Construire nos rêves, planifier nos mouvements, célébrer nos avancées : la parole accompagne l’action. Nous en avons besoin avant, pendant et après. Comme elle est aussi par excellence le medium de la dérive du mental et de l’enflement de l’ego, j’essaye de prendre soin à présent de ne pas en abuser. Comme elle est aussi souvent un outil de domination (intellectuelle), je fais attention à la façon dont elle se passe, se transmet, se respecte, se partage… lire ici par exemple ces Six principes.
Le hic, c’est que pour beaucoup d’entre nous, nous avons intégré des cultures de parole compétitives, qui empêchent l’intelligence collective d’émerger et de s’épanouir. Couper la chique, « vanner », généraliser, zapper une personne, une idée ou une proposition : tout cela est « normal » encore aujourd’hui dans beaucoup de contextes.

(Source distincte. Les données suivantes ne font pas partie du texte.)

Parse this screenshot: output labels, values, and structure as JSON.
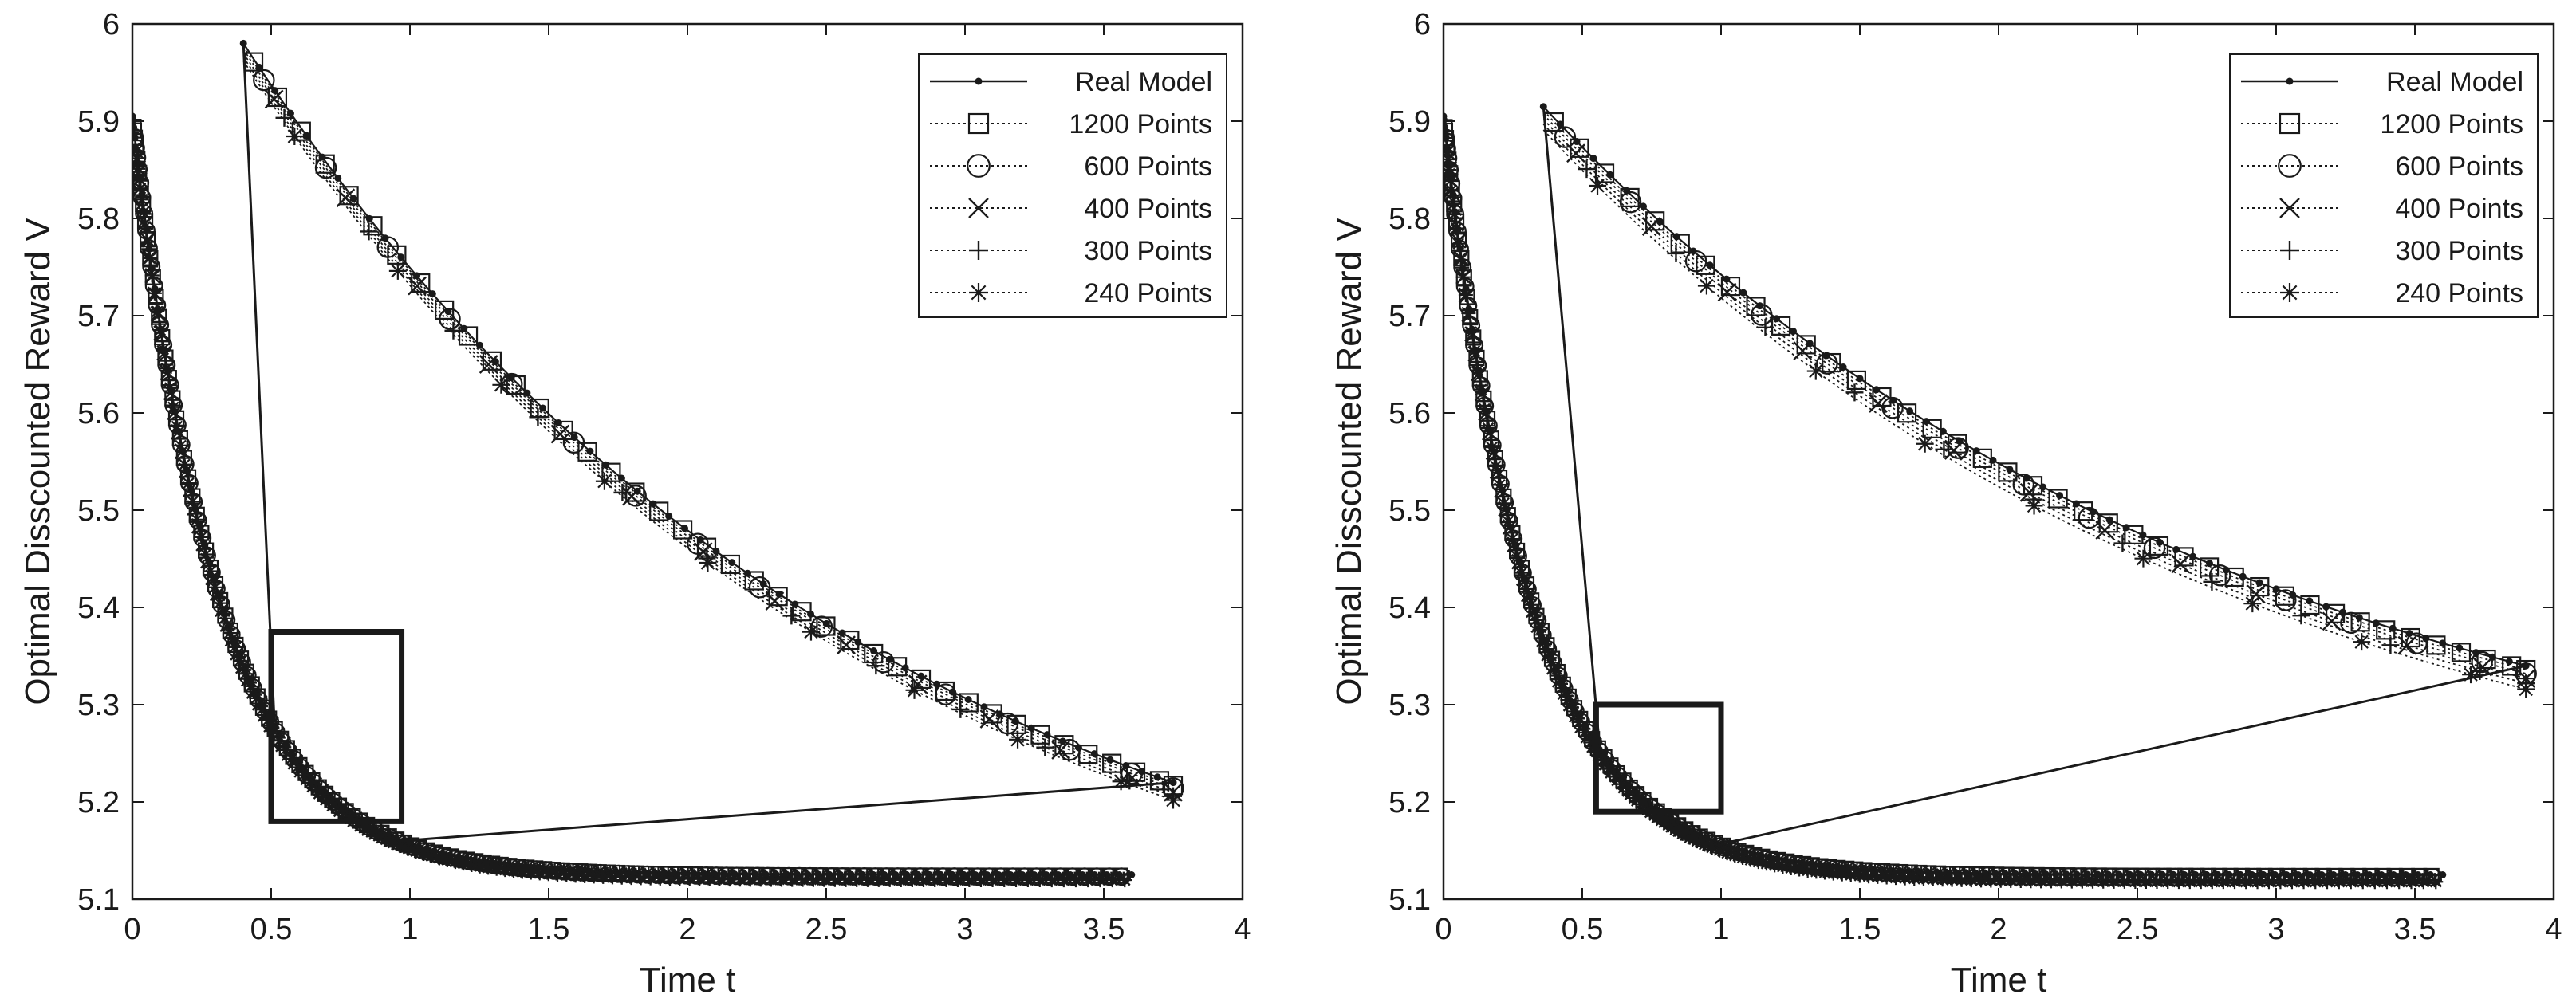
{
  "chart_data": [
    {
      "type": "line",
      "xlabel": "Time t",
      "ylabel": "Optimal Disscounted Reward V",
      "xlim": [
        0,
        4
      ],
      "ylim": [
        5.1,
        6
      ],
      "xticks": [
        "0",
        "0.5",
        "1",
        "1.5",
        "2",
        "2.5",
        "3",
        "3.5",
        "4"
      ],
      "yticks": [
        "5.1",
        "5.2",
        "5.3",
        "5.4",
        "5.5",
        "5.6",
        "5.7",
        "5.8",
        "5.9",
        "6"
      ],
      "legend_position": "top-right",
      "legend": [
        "Real Model",
        "1200 Points",
        "600 Points",
        "400 Points",
        "300 Points",
        "240 Points"
      ],
      "curve_model": {
        "asymptote": 5.125,
        "amplitude": 0.78,
        "rate": 3.2,
        "x_end": 3.6
      },
      "zoom_box": {
        "x": [
          0.5,
          0.97
        ],
        "y": [
          5.18,
          5.375
        ]
      },
      "inset": {
        "x": [
          0.4,
          3.75
        ],
        "y": [
          5.22,
          5.98
        ],
        "offsets": [
          0.0,
          -0.003,
          -0.006,
          -0.01,
          -0.014,
          -0.018
        ]
      }
    },
    {
      "type": "line",
      "xlabel": "Time t",
      "ylabel": "Optimal Disscounted Reward V",
      "xlim": [
        0,
        4
      ],
      "ylim": [
        5.1,
        6
      ],
      "xticks": [
        "0",
        "0.5",
        "1",
        "1.5",
        "2",
        "2.5",
        "3",
        "3.5",
        "4"
      ],
      "yticks": [
        "5.1",
        "5.2",
        "5.3",
        "5.4",
        "5.5",
        "5.6",
        "5.7",
        "5.8",
        "5.9",
        "6"
      ],
      "legend_position": "top-right",
      "legend": [
        "Real Model",
        "1200 Points",
        "600 Points",
        "400 Points",
        "300 Points",
        "240 Points"
      ],
      "curve_model": {
        "asymptote": 5.125,
        "amplitude": 0.78,
        "rate": 3.2,
        "x_end": 3.6
      },
      "zoom_box": {
        "x": [
          0.55,
          1.0
        ],
        "y": [
          5.19,
          5.3
        ]
      },
      "inset": {
        "x": [
          0.36,
          3.9
        ],
        "y": [
          5.34,
          5.915
        ],
        "offsets": [
          0.0,
          -0.004,
          -0.008,
          -0.013,
          -0.018,
          -0.024
        ]
      }
    }
  ]
}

« Tout seul, on va vite, ensemble, on va loin. »
J’aime beaucoup ce proverbe, parce qu’il est deux fois intelligent. Pour aller plus loin j’ai toujours besoin des autres, ça me semble sûr à présent. Pour aller plus vite souvent je suis mieux seul. Tout le jeu des nouvelles organisations collectives est d’articuler avec justesse le singulier et le pluriel.
Concernant la parole, ça dit quoi ? Si tu as déjà réfléchi solo pendant des heures ou des années à une question, plus vite que moi sans doute tu as fait du chemin. Est-ce que ça a un intérêt d’aller plus loin ensemble sur cette question ? Si oui et si tu me dis où tu en es, et que nous prenons le temps de vérifier si je t’ai bien « rattrapé » et si nous sommes bien à présent au même endroit, alors c’est sûr que j’aurai un autre regard sur ce lieu-là et les suites possibles de la balade.
Mais très souvent nous y avons déjà pensé tou-te-s les deux à cette question, et très vite nous sommes parti-e-s déjà sur deux chemins très différents. Il va nous falloir un peu de temps pour cartographier ça, les impasses et les voies de traverse… Et plus encore si nous sommes plus nombreux/ses : il y en a qui n’aiment pas les cartes, il y en a pour qui sur les autres routes ça pue, il y en a qui vont vouloir tout redessiner tout seul, il y en a qui ont d’abord au fond tellement besoin d’amour ou de mouvement…
Je crois que si nous voulons aller juste un peu plus loin, nous l’humanité aujourd’hui en ces temps de bascule systémique, nous avons aussi besoin d’aller assez vite, parce qu’il y a un paquet d’urgences sur le feu. Mais si nous voulons aller trop vite, alors nous n’irons sûrement pas bien loin. Il s’agit en somme de trouver des moyens de jouer sur cette tension proverbiale…

Parler de l’action de parler, c’est une action (politique).
… et ça passe à mon sens par un jouvrail de transformation concernant la parole collective. Or, pour l’accomplir on a besoin de… se parler ! Pour les ceusses qui veulent passer à l’action, ça peut rendre fou : non seulement commencer par du blabla, mais avant même déjà, du méta-blabla !? ah non, mais vous êtes bargeots ou quoi ? Ça brûle là-dehors ! Et c’est vrai : à chaque instant, des forêts primaires abattues, des terres bitumées, des espèces disparues, des jeunes suicidé-e-s, des poisons dispersés, des espoirs et des membres brisés…
Raisons de plus pour avancer. Pourquoi parler en « méta » ? Parce que ça facilite la parole, et donc, l’action. Se donner du temps pour parler de comment on se parle, c’est se donner la chance d’éviter de perdre ensuite beaucoup de temps et d’énergie inutiles sur la parole et sur l’action. La parole est une action qui transforme le monde (humain qui transforme le monde naturel). La parole collective, quel que soit son sujet et son contexte, est l’action politique par excellence, bien plus importante que le vote. Les outils numériques (comme ce blog :^) peuvent y contribuer fortement, mais il y a là aussi des biais… et les usages traditionnels de la parole humaine n’en sont pas moins nécessaires.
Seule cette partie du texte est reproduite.